Nursing is a big career field. So if you decide to go into the field of nursing, there
are still many questions that have to be answered. A nursing student has to know what
type of nursing he or she wants to go into, where he or she wants to practice nursing,
and how he or she plans to achieve career goals. However, before that, you have to make
the decision to pursue a career in nursing, and in order to do that, you have to know
what, exactly, nursing is. There must be an answer to the question "What is nursing?"
Generally, nursing is thought of as a helping medical profession. Nurses help physicians
and health care professionals by gathering information about patients, carrying out
interventions, and monitoring a patient's status. Nurses help patients by helping them
achieve their health goals, and providing personal care they cannot do themselves, such
as bathing, sitting up, or basic hygiene functions. However, the care nurses provide for
patients is usually thought of from the perspective of medicine and health care.

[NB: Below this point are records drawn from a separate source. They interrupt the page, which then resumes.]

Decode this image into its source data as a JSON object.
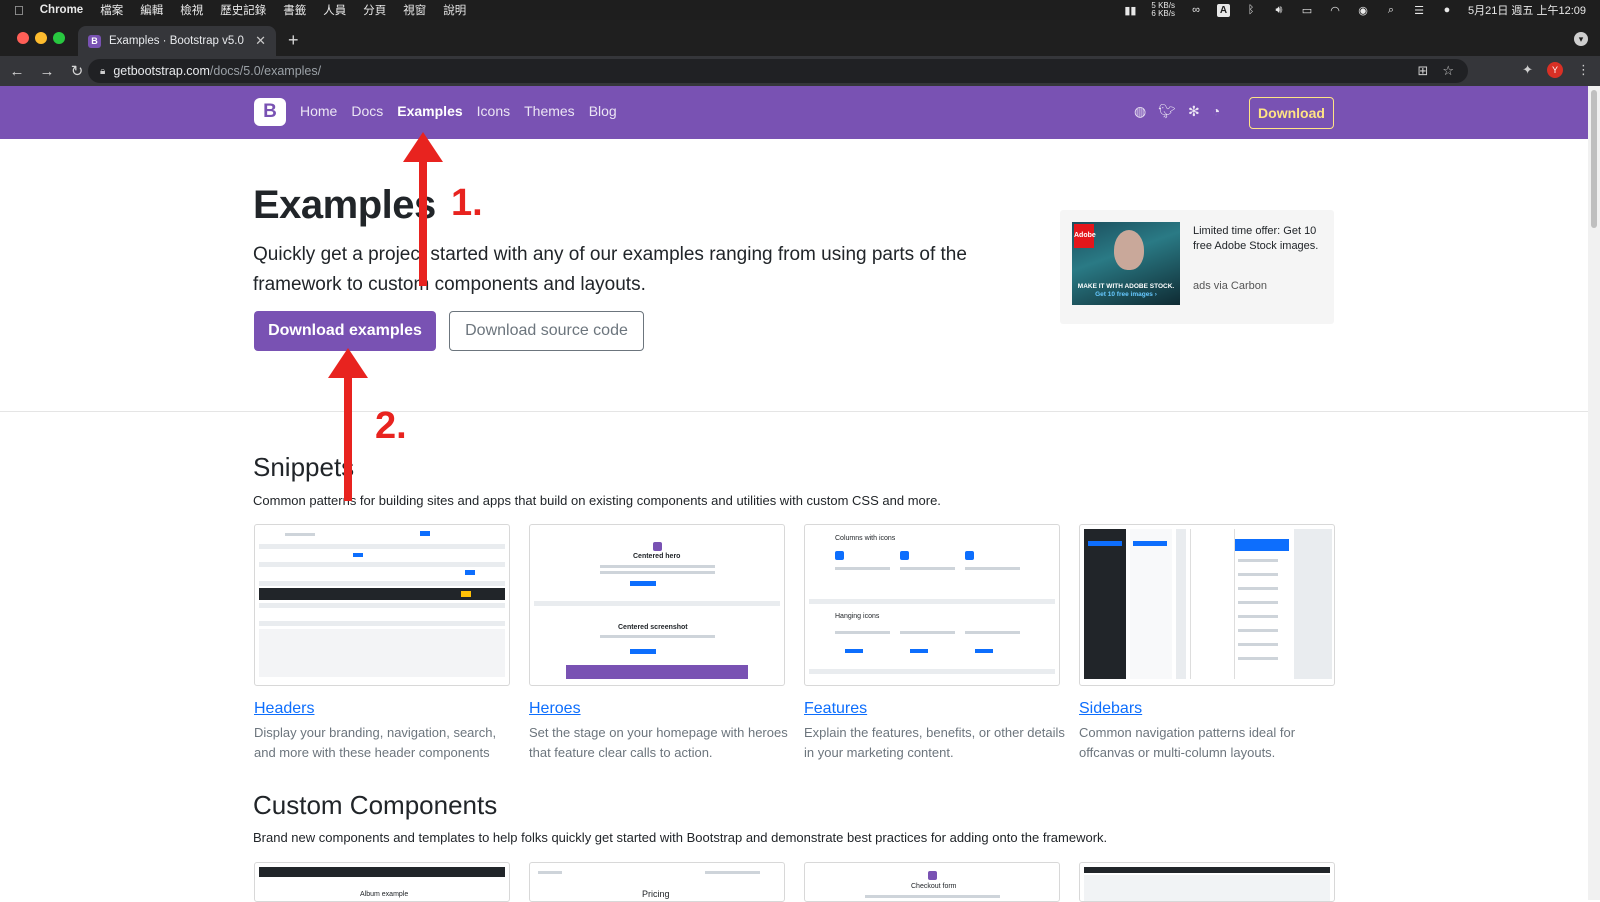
{
  "menubar": {
    "items": [
      "Chrome",
      "檔案",
      "編輯",
      "檢視",
      "歷史記錄",
      "書籤",
      "人員",
      "分頁",
      "視窗",
      "說明"
    ],
    "net_up": "5 KB/s",
    "net_down": "6 KB/s",
    "ime": "A",
    "clock": "5月21日 週五 上午12:09"
  },
  "browser": {
    "tab_title": "Examples · Bootstrap v5.0",
    "favicon_letter": "B",
    "url_host": "getbootstrap.com",
    "url_path": "/docs/5.0/examples/",
    "profile_letter": "Y"
  },
  "navbar": {
    "brand": "B",
    "links": [
      "Home",
      "Docs",
      "Examples",
      "Icons",
      "Themes",
      "Blog"
    ],
    "active_link": "Examples",
    "download": "Download"
  },
  "hero": {
    "title": "Examples",
    "lead": "Quickly get a project started with any of our examples ranging from using parts of the framework to custom components and layouts.",
    "primary_button": "Download examples",
    "secondary_button": "Download source code"
  },
  "ad": {
    "logo": "Adobe",
    "caption_line1": "MAKE IT WITH ADOBE STOCK.",
    "caption_line2": "Get 10 free images ›",
    "text": "Limited time offer: Get 10 free Adobe Stock images.",
    "via": "ads via Carbon"
  },
  "snippets": {
    "title": "Snippets",
    "description": "Common patterns for building sites and apps that build on existing components and utilities with custom CSS and more.",
    "cards": [
      {
        "title": "Headers",
        "description": "Display your branding, navigation, search, and more with these header components"
      },
      {
        "title": "Heroes",
        "description": "Set the stage on your homepage with heroes that feature clear calls to action."
      },
      {
        "title": "Features",
        "description": "Explain the features, benefits, or other details in your marketing content."
      },
      {
        "title": "Sidebars",
        "description": "Common navigation patterns ideal for offcanvas or multi-column layouts."
      }
    ],
    "thumb_labels": {
      "heroes_top": "Centered hero",
      "heroes_bottom": "Centered screenshot",
      "features_top": "Columns with icons",
      "features_bottom": "Hanging icons"
    }
  },
  "custom": {
    "title": "Custom Components",
    "description": "Brand new components and templates to help folks quickly get started with Bootstrap and demonstrate best practices for adding onto the framework.",
    "thumb_labels": [
      "Album example",
      "Pricing",
      "Checkout form",
      ""
    ]
  },
  "annotations": {
    "step1": "1.",
    "step2": "2.",
    "color": "#e8231f"
  },
  "colors": {
    "brand_purple": "#7952b3",
    "download_yellow": "#ffe484",
    "link_blue": "#0d6efd"
  }
}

It's true that nursing is a health care profession. Nurses must go through medical
and scientific education and training in order to prepare them for their responsibilities
in a hospital, clinic, or other health care setting. The education they receive ranges
from anatomy and physiology to information about prescription medications and specific
medical procedures. However, many nurses prefer to look at their careers as a sort of
customer service position. That is, they work with patients to get them healthy, but
their focus is on helping patients.
While the education and training of nurses is largely scientific and medicinal, when
nurses spend time in observation or doing clinicals while they are still students, it
is to prepare them for the human interaction aspect of nursing. Just as nurses must
learn to start an I.V. or chart a patient's history, he or she must also learn to talk
to patients and judge their needs based on what they see. In this way, nursing is not
simply a science-based health care profession. It is a helping profession.
When defining nursing, it is also important to consider the different types and fields
of nursing. Some nurses work exclusively with infants, while others work with the elderly.
Some nurses prefer emergency or critical care, while others want to work in hospice or
rehabilitation. Still other nurses work with whole communities rather than individual
patients through public health. Each of these types of nursing carries a different set
of responsibilities, which changes the definition of nursing for that particular field.
For example, emergency nurses primary concern is getting a patient stable, so they focus
on the medicine. A public health nurse, on the other hand, focuses on educating patients
and preventing illness and disease. Each field of nursing puts a nurse in a very different
role, and the role of a nurse is what provides the definition. When nursing is looked at
from that perspective, it is difficult to provide a cohesive definition for the field of
nursing.
Throughout the history of nursing, nursing theorists have provided definitions of nursing
that fit into the frameworks of their nursing models. And while each of these definitions
is different based on the roles and responsibilities those nursing models assign to nurses,
the underlying definition is the same. Nursing is a professional medical field that allows
nurses to help people achieve their individual goals toward health. And while the details
of what nursing is may change from nurse to nurse or from year to year, the fact remains
that nursing is, at its heart, a helping profession.